The order continued to flourish in the western Church up to the fifth century. After this period, however, a slow decline ensued until it became simply an intermediate stage for candidates preparing for priestly ordination, i.e. only the transitional diaconate survived.

The Path to Restoration 
The Council of Trent (1545-1563) actually concluded that the permanent diaconate, as it existed in ancient times, should be restored to its original function in the Church. This prescription, however, was not carried into effect. 

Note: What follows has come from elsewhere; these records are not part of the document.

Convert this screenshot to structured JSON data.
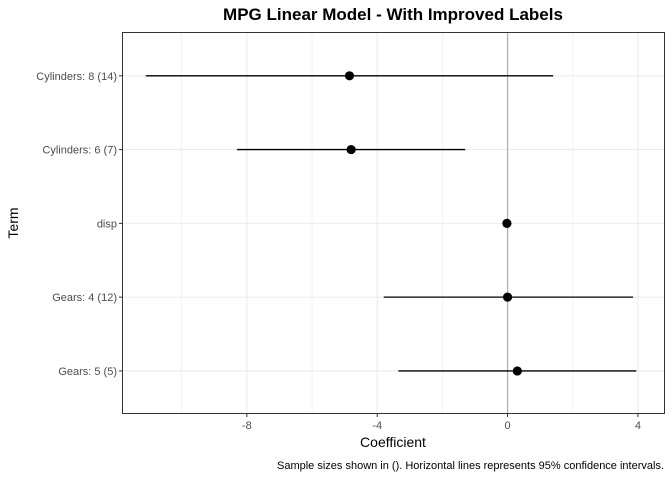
{
  "chart_data": {
    "type": "scatter",
    "title": "MPG Linear Model - With Improved Labels",
    "xlabel": "Coefficient",
    "ylabel": "Term",
    "caption": "Sample sizes shown in (). Horizontal lines represents 95% confidence intervals.",
    "xlim": [
      -11.8,
      4.8
    ],
    "x_ticks": [
      -8,
      -4,
      0,
      4
    ],
    "x_tick_labels": [
      "-8",
      "-4",
      "0",
      "4"
    ],
    "reference_line_x": 0,
    "grid": true,
    "legend": "none",
    "terms": [
      {
        "label": "Cylinders: 8 (14)",
        "estimate": -4.85,
        "ci_low": -11.1,
        "ci_high": 1.4
      },
      {
        "label": "Cylinders: 6 (7)",
        "estimate": -4.8,
        "ci_low": -8.3,
        "ci_high": -1.3
      },
      {
        "label": "disp",
        "estimate": -0.02,
        "ci_low": -0.05,
        "ci_high": 0.01
      },
      {
        "label": "Gears: 4 (12)",
        "estimate": 0.0,
        "ci_low": -3.8,
        "ci_high": 3.85
      },
      {
        "label": "Gears: 5 (5)",
        "estimate": 0.3,
        "ci_low": -3.35,
        "ci_high": 3.95
      }
    ],
    "colors": {
      "point": "#000000",
      "line": "#000000",
      "reference_line": "#b3b3b3",
      "grid": "#ebebeb",
      "panel_border": "#333333"
    }
  }
}
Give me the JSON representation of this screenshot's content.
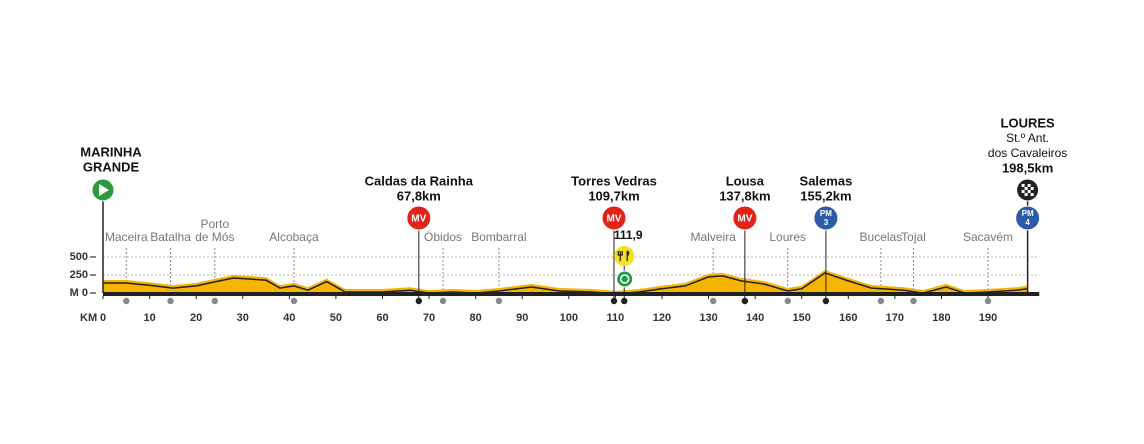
{
  "chart_data": {
    "type": "area",
    "x": [
      0,
      5,
      10,
      15,
      20,
      25,
      28,
      35,
      38,
      41,
      44,
      48,
      52,
      60,
      66,
      70,
      75,
      80,
      85,
      92,
      98,
      105,
      110,
      115,
      120,
      125,
      130,
      133,
      137,
      142,
      147,
      150,
      155,
      160,
      165,
      172,
      176,
      181,
      185,
      190,
      196,
      198.5
    ],
    "values": [
      180,
      180,
      150,
      110,
      140,
      210,
      250,
      220,
      110,
      140,
      80,
      200,
      55,
      55,
      80,
      40,
      55,
      40,
      70,
      125,
      70,
      55,
      30,
      55,
      100,
      140,
      265,
      280,
      210,
      165,
      70,
      100,
      320,
      210,
      110,
      80,
      40,
      125,
      40,
      55,
      80,
      100
    ],
    "color": "#f5b400",
    "line_color": "#222222",
    "xlim": [
      0,
      201
    ],
    "ylim": [
      0,
      500
    ],
    "xticks": [
      0,
      10,
      20,
      30,
      40,
      50,
      60,
      70,
      80,
      90,
      100,
      110,
      120,
      130,
      140,
      150,
      160,
      170,
      180,
      190
    ],
    "yticks": [
      {
        "value": 0,
        "label": "M 0"
      },
      250,
      500
    ],
    "xlabel": "KM",
    "grid": true,
    "climb_colors": {
      "MV": "#e2231a",
      "PM": "#2b5ba8"
    },
    "start": {
      "lines": [
        "MARINHA",
        "GRANDE"
      ],
      "km": 0
    },
    "finish": {
      "lines": [
        "LOURES"
      ],
      "sublines": [
        "St.º Ant.",
        "dos Cavaleiros"
      ],
      "km": 198.5,
      "km_label": "198,5km",
      "badge": [
        "PM",
        "4"
      ]
    },
    "climbs": [
      {
        "name": "Caldas da Rainha",
        "km": 67.8,
        "km_label": "67,8km",
        "badge": [
          "MV"
        ]
      },
      {
        "name": "Torres Vedras",
        "km": 109.7,
        "km_label": "109,7km",
        "badge": [
          "MV"
        ]
      },
      {
        "name": "Lousa",
        "km": 137.8,
        "km_label": "137,8km",
        "badge": [
          "MV"
        ]
      },
      {
        "name": "Salemas",
        "km": 155.2,
        "km_label": "155,2km",
        "badge": [
          "PM",
          "3"
        ]
      }
    ],
    "places": [
      {
        "lines": [
          "Maceira"
        ],
        "km": 5
      },
      {
        "lines": [
          "Batalha"
        ],
        "km": 14.5
      },
      {
        "lines": [
          "Porto",
          "de Mós"
        ],
        "km": 24
      },
      {
        "lines": [
          "Alcobaça"
        ],
        "km": 41
      },
      {
        "lines": [
          "Óbidos"
        ],
        "km": 73
      },
      {
        "lines": [
          "Bombarral"
        ],
        "km": 85
      },
      {
        "lines": [
          "Malveira"
        ],
        "km": 131
      },
      {
        "lines": [
          "Loures"
        ],
        "km": 147
      },
      {
        "lines": [
          "Bucelas"
        ],
        "km": 167
      },
      {
        "lines": [
          "Tojal"
        ],
        "km": 174
      },
      {
        "lines": [
          "Sacavém"
        ],
        "km": 190
      }
    ],
    "feed": {
      "km": 111.9,
      "label": "111,9"
    },
    "sprint_km": 112
  }
}
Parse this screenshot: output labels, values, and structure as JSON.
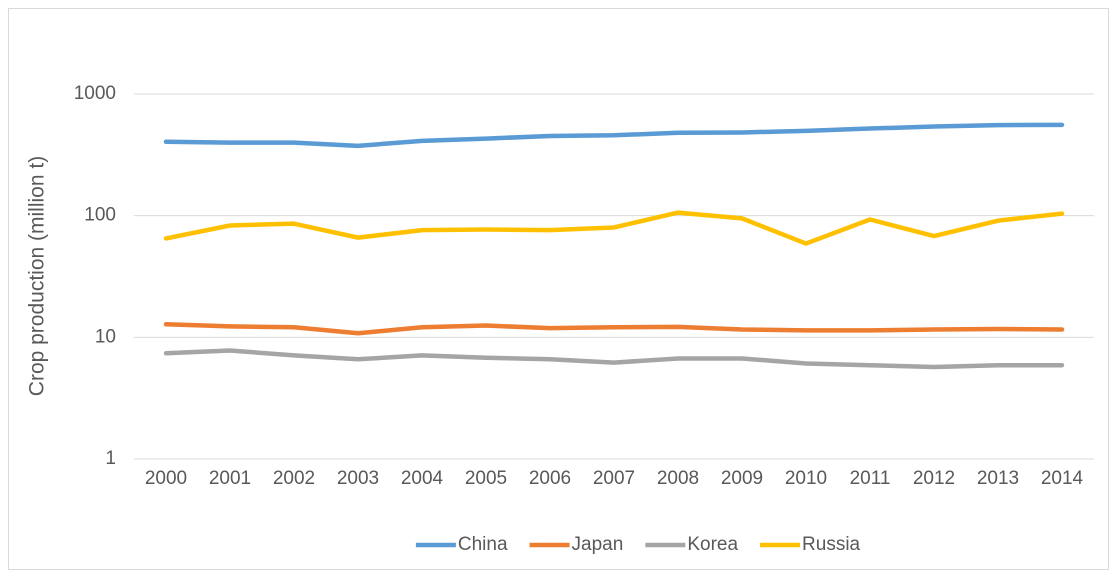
{
  "chart_data": {
    "type": "line",
    "y_label": "Crop production (million t)",
    "categories": [
      "2000",
      "2001",
      "2002",
      "2003",
      "2004",
      "2005",
      "2006",
      "2007",
      "2008",
      "2009",
      "2010",
      "2011",
      "2012",
      "2013",
      "2014"
    ],
    "series": [
      {
        "name": "China",
        "color": "#5b9bd5",
        "values": [
          405,
          398,
          398,
          375,
          412,
          430,
          452,
          458,
          480,
          483,
          498,
          520,
          540,
          555,
          558
        ]
      },
      {
        "name": "Japan",
        "color": "#ed7d31",
        "values": [
          12.8,
          12.3,
          12.1,
          10.8,
          12.1,
          12.5,
          11.9,
          12.1,
          12.2,
          11.6,
          11.4,
          11.4,
          11.6,
          11.7,
          11.6
        ]
      },
      {
        "name": "Korea",
        "color": "#a5a5a5",
        "values": [
          7.4,
          7.8,
          7.1,
          6.6,
          7.1,
          6.8,
          6.6,
          6.2,
          6.7,
          6.7,
          6.1,
          5.9,
          5.7,
          5.9,
          5.9
        ]
      },
      {
        "name": "Russia",
        "color": "#ffc000",
        "values": [
          65,
          83,
          86,
          66,
          76,
          77,
          76,
          80,
          106,
          95,
          59,
          93,
          68,
          91,
          104
        ]
      }
    ],
    "ylim": [
      1,
      1000
    ],
    "yticks": [
      1,
      10,
      100,
      1000
    ],
    "log_scale": true,
    "grid": true,
    "legend": "bottom"
  }
}
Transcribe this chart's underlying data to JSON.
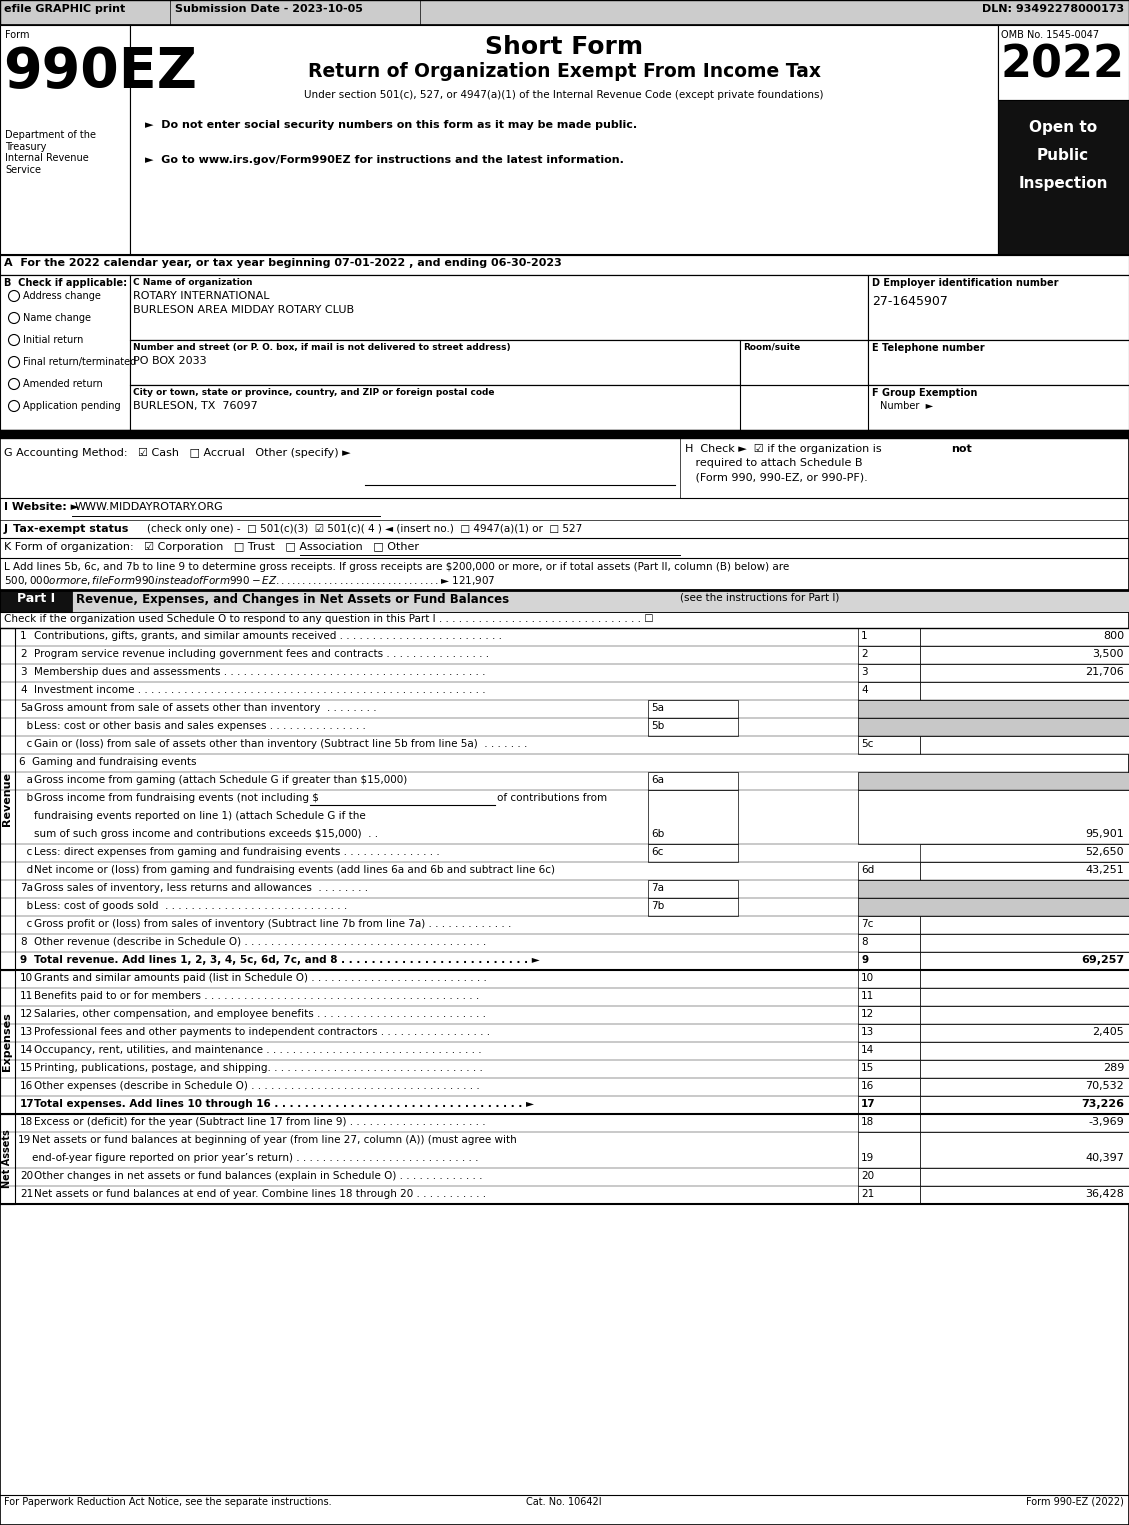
{
  "header_efile": "efile GRAPHIC print",
  "header_submission": "Submission Date - 2023-10-05",
  "header_dln": "DLN: 93492278000173",
  "form_title": "Short Form",
  "form_subtitle": "Return of Organization Exempt From Income Tax",
  "form_under": "Under section 501(c), 527, or 4947(a)(1) of the Internal Revenue Code (except private foundations)",
  "form_note1": "►  Do not enter social security numbers on this form as it may be made public.",
  "form_note2": "►  Go to www.irs.gov/Form990EZ for instructions and the latest information.",
  "omb": "OMB No. 1545-0047",
  "year": "2022",
  "dept_text": "Department of the\nTreasury\nInternal Revenue\nService",
  "section_A": "A  For the 2022 calendar year, or tax year beginning 07-01-2022 , and ending 06-30-2023",
  "checkboxes_B": [
    "Address change",
    "Name change",
    "Initial return",
    "Final return/terminated",
    "Amended return",
    "Application pending"
  ],
  "org_name1": "ROTARY INTERNATIONAL",
  "org_name2": "BURLESON AREA MIDDAY ROTARY CLUB",
  "street": "PO BOX 2033",
  "city": "BURLESON, TX  76097",
  "ein": "27-1645907",
  "footer_left": "For Paperwork Reduction Act Notice, see the separate instructions.",
  "footer_cat": "Cat. No. 10642I",
  "footer_right": "Form 990-EZ (2022)"
}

It wasn’t until the Second Vatican Council (1962-1965) that the stage was set for the restoration of the permanent diaconate. The Council in its Dogmatic Constitution on the Church (Lumen Gentium) established this possibility. According to the Joint Declaration, there were three reasons for opening the door to restoration: (1) a desire to enrich the Church with the functions of the diaconate, which otherwise, could only be exercised with great difficulty; (2) the intention of strengthening with the grace of diaconal ordination those who already exercised many of the functions of the diaconate; and (3) a concern to provide regions, where there was a shortage of clergy, with sacred ministers. 
Pope Paul VI acted on the recommendation of the Second Vatican Council on June 18, 1967. In his Apostolic Letter Sacrum diaconatus ordinem, general norms governing the restoration of the permanent diaconate were promulgated. A year later, the Apostolic Constitution Pontificalis Romani Recognitio approved a new rite of conferring sacred orders, which included the diaconate. Then, in 1972, the conditions for the admission and ordination of candidates to the diaconate were clarified in the Apostolic Letter Ad pascendum – the essential elements of which passed into the Code of Canon Law promulgated by Pope John Paul II in 1983.